In 2019, it is Anne Marie, remembering her son’s school project completed some ten years prior, pushed forward the idea of visiting the actual location where her great uncle had perished. Having contacted the municipality of Saint-Donat she was referred to Steve Sanderson. Coincidentally, Steve was preparing a project on his own : the presentation of a medal to André Gaudet…
On the weekend of August 10, thirteen of the twenty visitors went on a hiking trip to the top of Black Mountain, at the site of the crash. They were accompanied by two dedicated members of the “ Guardians of the Liberator ”, namely Daniel Juteau and Jacques Deguire. While attending the ceremony recognizing André Gaudet’s contribution to this cause and also by being part of the banquet organized at the Saint-Donat Country Club, these members of the Sanderson payed a valiant homage to André and also to his father, Joseph, who was part of the land-team which located in 1946 what was left of the bomber and its passengers.

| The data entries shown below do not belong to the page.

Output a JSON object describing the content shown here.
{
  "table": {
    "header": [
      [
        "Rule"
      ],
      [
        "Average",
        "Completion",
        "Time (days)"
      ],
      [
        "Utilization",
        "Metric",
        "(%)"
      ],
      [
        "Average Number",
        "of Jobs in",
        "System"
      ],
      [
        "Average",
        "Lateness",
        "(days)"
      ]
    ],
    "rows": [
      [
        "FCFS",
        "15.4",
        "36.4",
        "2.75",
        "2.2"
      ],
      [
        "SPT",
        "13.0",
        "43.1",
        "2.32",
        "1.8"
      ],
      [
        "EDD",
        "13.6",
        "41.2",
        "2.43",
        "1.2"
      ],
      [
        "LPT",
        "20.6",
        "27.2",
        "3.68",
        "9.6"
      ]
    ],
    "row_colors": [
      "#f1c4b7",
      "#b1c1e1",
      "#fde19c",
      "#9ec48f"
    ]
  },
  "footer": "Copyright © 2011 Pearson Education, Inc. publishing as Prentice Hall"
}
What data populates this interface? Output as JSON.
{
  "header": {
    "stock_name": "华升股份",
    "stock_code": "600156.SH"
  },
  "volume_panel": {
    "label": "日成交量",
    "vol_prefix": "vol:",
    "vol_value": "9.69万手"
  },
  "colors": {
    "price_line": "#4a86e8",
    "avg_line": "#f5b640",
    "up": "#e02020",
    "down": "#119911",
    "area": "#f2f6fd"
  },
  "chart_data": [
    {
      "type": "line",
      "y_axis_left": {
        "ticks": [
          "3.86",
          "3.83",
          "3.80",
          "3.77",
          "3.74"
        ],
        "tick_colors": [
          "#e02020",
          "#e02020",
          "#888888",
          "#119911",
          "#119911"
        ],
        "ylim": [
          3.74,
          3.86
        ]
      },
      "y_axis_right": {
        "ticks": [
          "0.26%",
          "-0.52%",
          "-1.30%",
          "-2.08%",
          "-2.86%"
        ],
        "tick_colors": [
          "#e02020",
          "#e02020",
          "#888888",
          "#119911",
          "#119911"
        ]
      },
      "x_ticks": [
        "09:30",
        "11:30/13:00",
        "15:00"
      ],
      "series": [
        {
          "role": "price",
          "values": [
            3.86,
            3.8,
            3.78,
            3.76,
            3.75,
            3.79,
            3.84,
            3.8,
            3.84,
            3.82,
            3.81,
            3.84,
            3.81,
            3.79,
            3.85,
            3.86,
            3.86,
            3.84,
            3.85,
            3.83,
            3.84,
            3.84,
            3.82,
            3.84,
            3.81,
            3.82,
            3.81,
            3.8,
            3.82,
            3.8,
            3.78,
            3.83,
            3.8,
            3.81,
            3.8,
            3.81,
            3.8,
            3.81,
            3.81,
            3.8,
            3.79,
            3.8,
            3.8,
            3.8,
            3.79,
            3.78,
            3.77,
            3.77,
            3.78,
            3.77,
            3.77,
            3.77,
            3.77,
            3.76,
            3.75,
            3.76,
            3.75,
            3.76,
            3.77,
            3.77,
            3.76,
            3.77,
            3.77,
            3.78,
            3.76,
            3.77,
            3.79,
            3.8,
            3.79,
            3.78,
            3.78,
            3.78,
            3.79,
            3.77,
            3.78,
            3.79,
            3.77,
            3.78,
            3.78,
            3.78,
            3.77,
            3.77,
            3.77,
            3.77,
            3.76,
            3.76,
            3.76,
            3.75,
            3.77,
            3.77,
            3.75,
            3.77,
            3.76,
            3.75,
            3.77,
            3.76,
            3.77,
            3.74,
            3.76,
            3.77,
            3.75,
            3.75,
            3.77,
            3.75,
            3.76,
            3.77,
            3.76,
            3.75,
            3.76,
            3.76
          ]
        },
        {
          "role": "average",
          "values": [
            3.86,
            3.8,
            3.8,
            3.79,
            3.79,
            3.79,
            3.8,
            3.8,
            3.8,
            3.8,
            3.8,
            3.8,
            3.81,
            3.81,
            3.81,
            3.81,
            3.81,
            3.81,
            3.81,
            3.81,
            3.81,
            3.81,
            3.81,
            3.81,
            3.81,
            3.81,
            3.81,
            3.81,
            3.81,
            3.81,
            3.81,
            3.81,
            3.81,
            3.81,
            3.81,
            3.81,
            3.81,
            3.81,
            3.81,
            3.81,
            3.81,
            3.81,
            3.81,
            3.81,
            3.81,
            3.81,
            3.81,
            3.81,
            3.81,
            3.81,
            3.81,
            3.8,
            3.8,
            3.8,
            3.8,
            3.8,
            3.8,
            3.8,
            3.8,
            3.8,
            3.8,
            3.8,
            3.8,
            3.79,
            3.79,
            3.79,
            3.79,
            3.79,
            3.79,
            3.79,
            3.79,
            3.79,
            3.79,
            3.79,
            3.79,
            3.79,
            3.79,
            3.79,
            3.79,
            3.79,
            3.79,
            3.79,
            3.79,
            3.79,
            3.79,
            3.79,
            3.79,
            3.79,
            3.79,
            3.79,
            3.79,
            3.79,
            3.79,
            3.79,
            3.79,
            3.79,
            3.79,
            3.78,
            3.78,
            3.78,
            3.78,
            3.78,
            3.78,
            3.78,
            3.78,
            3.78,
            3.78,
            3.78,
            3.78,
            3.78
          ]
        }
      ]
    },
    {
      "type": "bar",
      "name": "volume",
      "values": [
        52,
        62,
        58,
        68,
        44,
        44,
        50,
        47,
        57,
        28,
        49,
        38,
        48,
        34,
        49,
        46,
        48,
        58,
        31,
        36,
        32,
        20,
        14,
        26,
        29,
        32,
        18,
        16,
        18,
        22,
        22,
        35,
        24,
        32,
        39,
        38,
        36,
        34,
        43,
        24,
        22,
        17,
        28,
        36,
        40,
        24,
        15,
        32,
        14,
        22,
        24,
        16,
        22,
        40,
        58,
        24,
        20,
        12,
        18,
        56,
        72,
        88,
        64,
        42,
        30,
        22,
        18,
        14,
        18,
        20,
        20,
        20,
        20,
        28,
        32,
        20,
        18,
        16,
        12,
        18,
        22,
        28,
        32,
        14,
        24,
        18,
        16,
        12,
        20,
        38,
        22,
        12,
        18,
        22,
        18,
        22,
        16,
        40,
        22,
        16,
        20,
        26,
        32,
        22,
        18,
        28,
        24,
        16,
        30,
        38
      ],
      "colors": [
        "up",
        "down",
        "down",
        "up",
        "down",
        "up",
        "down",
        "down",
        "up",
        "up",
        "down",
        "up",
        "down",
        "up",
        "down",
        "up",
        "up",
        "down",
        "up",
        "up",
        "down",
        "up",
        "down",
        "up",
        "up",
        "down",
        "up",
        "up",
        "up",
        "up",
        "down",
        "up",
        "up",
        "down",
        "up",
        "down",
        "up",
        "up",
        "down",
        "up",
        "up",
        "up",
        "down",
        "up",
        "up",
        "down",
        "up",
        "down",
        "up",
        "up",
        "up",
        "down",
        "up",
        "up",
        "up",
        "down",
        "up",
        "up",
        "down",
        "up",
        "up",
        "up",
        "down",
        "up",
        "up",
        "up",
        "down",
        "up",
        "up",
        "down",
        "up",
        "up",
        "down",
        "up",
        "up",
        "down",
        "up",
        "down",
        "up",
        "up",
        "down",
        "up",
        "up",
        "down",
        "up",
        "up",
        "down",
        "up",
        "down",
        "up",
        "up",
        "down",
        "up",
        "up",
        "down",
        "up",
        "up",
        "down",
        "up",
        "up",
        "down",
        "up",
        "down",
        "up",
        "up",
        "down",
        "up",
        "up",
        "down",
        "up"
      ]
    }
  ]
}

It is undeniable that the Sanderson family, the whole family, has a direct link with us all living in Saint-Donat. We all have a “devoir de mémoire”, that is we must all remember Steve Sanderson and his companions who died while serving their country. Allow me to quote Anne Marie, initiator of the trip : “When we stood behind Steve Sanderson’s cross (at the top of the mountain)… we all had tears in our eyes… We can’t even describe with words how it felt to make this connection which we know would have brought our grandma (Mary Sanderson) such peace”.